Speaking of superlative performances, Maier—a name unfamiliar to this or any South Florida stage—is a captivating discovery. He endows Alan Strang with rangy movements and an alien charisma, full-throatedly embracing his character’s bestial dysfunction. In this tensile interpretation, he’s both a slinky trickster and a live wire that could snap at any time. Even has spinal column, shown to us before we see his face, has personality.
Hilton, likewise, is perfection in the far less showy role, delivering Dysart’s voluminous monologues with a ratcheting sense of malaise and despair until, by the end, he’s as broken as his patient, beseeching his dwindling audience like some mad Shakespearean king (his kingdom for a horse?).
Elsewhere, Anne-Marie Cusson memorably embodies barrister Hesther Salomon, the grounded foil to Dysart’s existential crisis. And Mallory Newbrough delivers a flirtatious and brave embodiment of the small but pivotal role of Jill Mason, the love interest who unwittingly facilitates Alan’s climactic breakdown.
But the show’s brightest star is its director, J. Barry Lewis. He not only guides his actors through challenging, sensitive terrain—Maier and Newbrough boldly perform a potentially vulnerable nude scene without a hint of self-consciousness—but he’s responsible for the play’s bracing theatrical vision, from his five balletic horses—Domenic Servidio, Austin Carroll, Nicholas Lovalvo, Robert Richards Jr. and Frank Vomero trot and champ in mesmerizing unison—to the fluid blocking that breaks down temporal and spatial barriers on the mostly spartan stage. Lewis helms one of the finest depictions of hypnosis I’ve ever seen on a stage, and in one clever, subtle touch, Maier manages to rearrange the scenic furniture while fully invested in one of Alan Strang’s tantrums.
The uncluttered Anne Mundell set’s signature element is the giant EQUUS lettering projected onto the brick wall at the back of the stage, which is helpful in case you forget what show you’re watching.

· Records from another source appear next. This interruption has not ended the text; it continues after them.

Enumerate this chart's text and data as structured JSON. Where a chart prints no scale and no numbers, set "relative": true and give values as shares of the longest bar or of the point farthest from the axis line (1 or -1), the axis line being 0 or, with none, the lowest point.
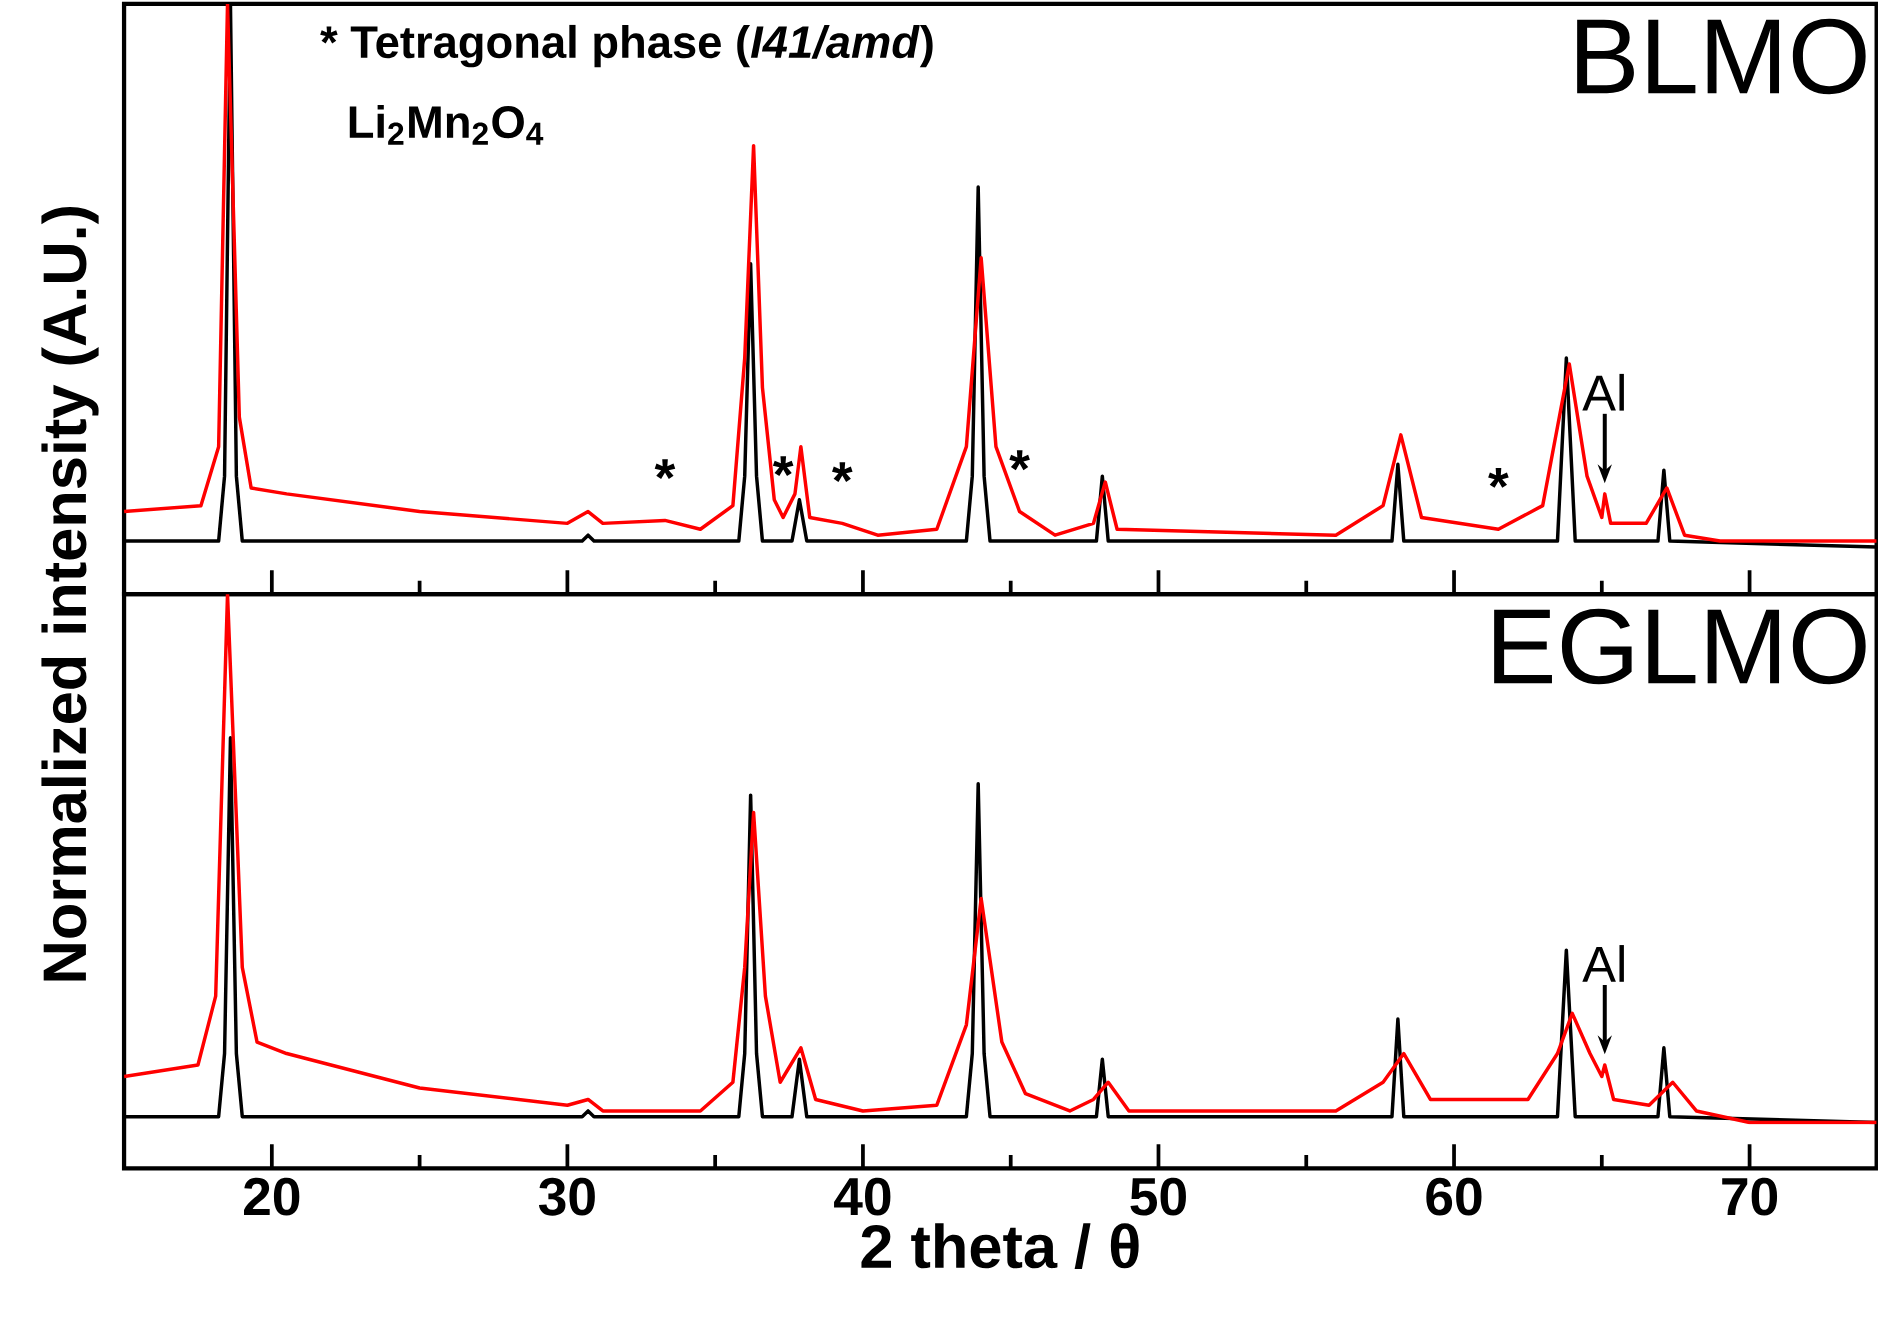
{
  "chart_data": [
    {
      "type": "line",
      "title": "BLMO",
      "ylabel": "Normalized intensity (A.U.)",
      "relative": true,
      "xlim": [
        15,
        74.3
      ],
      "xticks": [
        20,
        {
          "value": 25,
          "label": null
        },
        30,
        {
          "value": 35,
          "label": null
        },
        40,
        {
          "value": 45,
          "label": null
        },
        50,
        {
          "value": 55,
          "label": null
        },
        60,
        {
          "value": 65,
          "label": null
        },
        70
      ],
      "tick_labels": false,
      "series": [
        {
          "color": "#000000",
          "x": [
            15,
            18.2,
            18.4,
            18.6,
            18.8,
            19.0,
            30.5,
            30.7,
            30.9,
            35.8,
            36.0,
            36.2,
            36.4,
            36.6,
            37.6,
            37.85,
            38.1,
            43.5,
            43.7,
            43.9,
            44.1,
            44.3,
            47.9,
            48.1,
            48.3,
            57.9,
            58.1,
            58.3,
            63.5,
            63.8,
            64.1,
            66.9,
            67.1,
            67.3,
            74.3
          ],
          "values": [
            0.09,
            0.09,
            0.2,
            1,
            0.2,
            0.09,
            0.09,
            0.1,
            0.09,
            0.09,
            0.2,
            0.56,
            0.2,
            0.09,
            0.09,
            0.16,
            0.09,
            0.09,
            0.2,
            0.69,
            0.2,
            0.09,
            0.09,
            0.2,
            0.09,
            0.09,
            0.22,
            0.09,
            0.09,
            0.4,
            0.09,
            0.09,
            0.21,
            0.09,
            0.08
          ]
        },
        {
          "color": "#ff0000",
          "x": [
            15,
            17.6,
            18.2,
            18.5,
            18.9,
            19.3,
            20.5,
            25,
            30,
            30.7,
            31.2,
            33.3,
            34.5,
            35.6,
            36.0,
            36.3,
            36.6,
            37.0,
            37.3,
            37.7,
            37.9,
            38.2,
            39.3,
            40.5,
            42.5,
            43.5,
            44.0,
            44.5,
            45.3,
            46.5,
            47.8,
            48.2,
            48.6,
            56,
            57.6,
            58.2,
            58.9,
            61.5,
            63.0,
            63.9,
            64.5,
            65.0,
            65.1,
            65.3,
            66.5,
            67.2,
            67.8,
            69,
            74.3
          ],
          "values": [
            0.14,
            0.15,
            0.25,
            1,
            0.3,
            0.18,
            0.17,
            0.14,
            0.12,
            0.14,
            0.12,
            0.125,
            0.11,
            0.15,
            0.4,
            0.76,
            0.35,
            0.16,
            0.13,
            0.17,
            0.25,
            0.13,
            0.12,
            0.1,
            0.11,
            0.25,
            0.57,
            0.25,
            0.14,
            0.1,
            0.12,
            0.19,
            0.11,
            0.1,
            0.15,
            0.27,
            0.13,
            0.11,
            0.15,
            0.39,
            0.2,
            0.13,
            0.17,
            0.12,
            0.12,
            0.18,
            0.1,
            0.09,
            0.09
          ]
        }
      ],
      "annotations": [
        "* Tetragonal phase (*I41/amd*)",
        "Li$_{2}$Mn$_{2}$O$_{4}$",
        {
          "text": "*",
          "x": 33.3,
          "y": 0.125
        },
        {
          "text": "*",
          "x": 37.3,
          "y": 0.13
        },
        {
          "text": "*",
          "x": 39.3,
          "y": 0.12
        },
        {
          "text": "*",
          "x": 45.3,
          "y": 0.14
        },
        {
          "text": "*",
          "x": 61.5,
          "y": 0.11
        },
        {
          "text": "Al",
          "x": 65.1,
          "y": 0.17
        }
      ]
    },
    {
      "type": "line",
      "title": "EGLMO",
      "xlabel": "2 theta / θ",
      "relative": true,
      "xlim": [
        15,
        74.3
      ],
      "xticks": [
        20,
        {
          "value": 25,
          "label": null
        },
        30,
        {
          "value": 35,
          "label": null
        },
        40,
        {
          "value": 45,
          "label": null
        },
        50,
        {
          "value": 55,
          "label": null
        },
        60,
        {
          "value": 65,
          "label": null
        },
        70
      ],
      "tick_labels": "x",
      "series": [
        {
          "color": "#000000",
          "x": [
            15,
            18.2,
            18.4,
            18.6,
            18.8,
            19.0,
            30.5,
            30.7,
            30.9,
            35.8,
            36.0,
            36.2,
            36.4,
            36.6,
            37.6,
            37.85,
            38.1,
            43.5,
            43.7,
            43.9,
            44.1,
            44.3,
            47.9,
            48.1,
            48.3,
            57.9,
            58.1,
            58.3,
            63.5,
            63.8,
            64.1,
            66.9,
            67.1,
            67.3,
            74.3
          ],
          "values": [
            0.09,
            0.09,
            0.2,
            0.75,
            0.2,
            0.09,
            0.09,
            0.1,
            0.09,
            0.09,
            0.2,
            0.65,
            0.2,
            0.09,
            0.09,
            0.19,
            0.09,
            0.09,
            0.2,
            0.67,
            0.2,
            0.09,
            0.09,
            0.19,
            0.09,
            0.09,
            0.26,
            0.09,
            0.09,
            0.38,
            0.09,
            0.09,
            0.21,
            0.09,
            0.08
          ]
        },
        {
          "color": "#ff0000",
          "x": [
            15,
            17.5,
            18.1,
            18.5,
            19.0,
            19.5,
            20.5,
            25,
            30,
            30.7,
            31.2,
            34.5,
            35.6,
            36.0,
            36.3,
            36.7,
            37.2,
            37.9,
            38.4,
            40,
            42.5,
            43.5,
            44.0,
            44.7,
            45.5,
            47,
            47.8,
            48.3,
            49,
            56,
            57.6,
            58.3,
            59.2,
            62.5,
            63.5,
            64.0,
            64.6,
            65.0,
            65.1,
            65.4,
            66.6,
            67.4,
            68.2,
            70,
            74.3
          ],
          "values": [
            0.16,
            0.18,
            0.3,
            1,
            0.35,
            0.22,
            0.2,
            0.14,
            0.11,
            0.12,
            0.1,
            0.1,
            0.15,
            0.35,
            0.62,
            0.3,
            0.15,
            0.21,
            0.12,
            0.1,
            0.11,
            0.25,
            0.47,
            0.22,
            0.13,
            0.1,
            0.12,
            0.15,
            0.1,
            0.1,
            0.15,
            0.2,
            0.12,
            0.12,
            0.2,
            0.27,
            0.2,
            0.16,
            0.18,
            0.12,
            0.11,
            0.15,
            0.1,
            0.08,
            0.08
          ]
        }
      ],
      "annotations": [
        {
          "text": "Al",
          "x": 65.1,
          "y": 0.18
        }
      ]
    }
  ]
}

But Kirk Bookman’s lighting design is the show’s greatest technical tour de force, creating the equine shadows, the pointed spotlights, the radiant effect of light streaming through invisible window blinds, the dexterous transitions between time and place, the deathly flashes of red during the harrowing finale.
In polite company, you may exhale at the play’s urgent blackout, delighted to escape the mental dystopia and return home. More likely, if you’re being honest, you’ll just want to watch it again.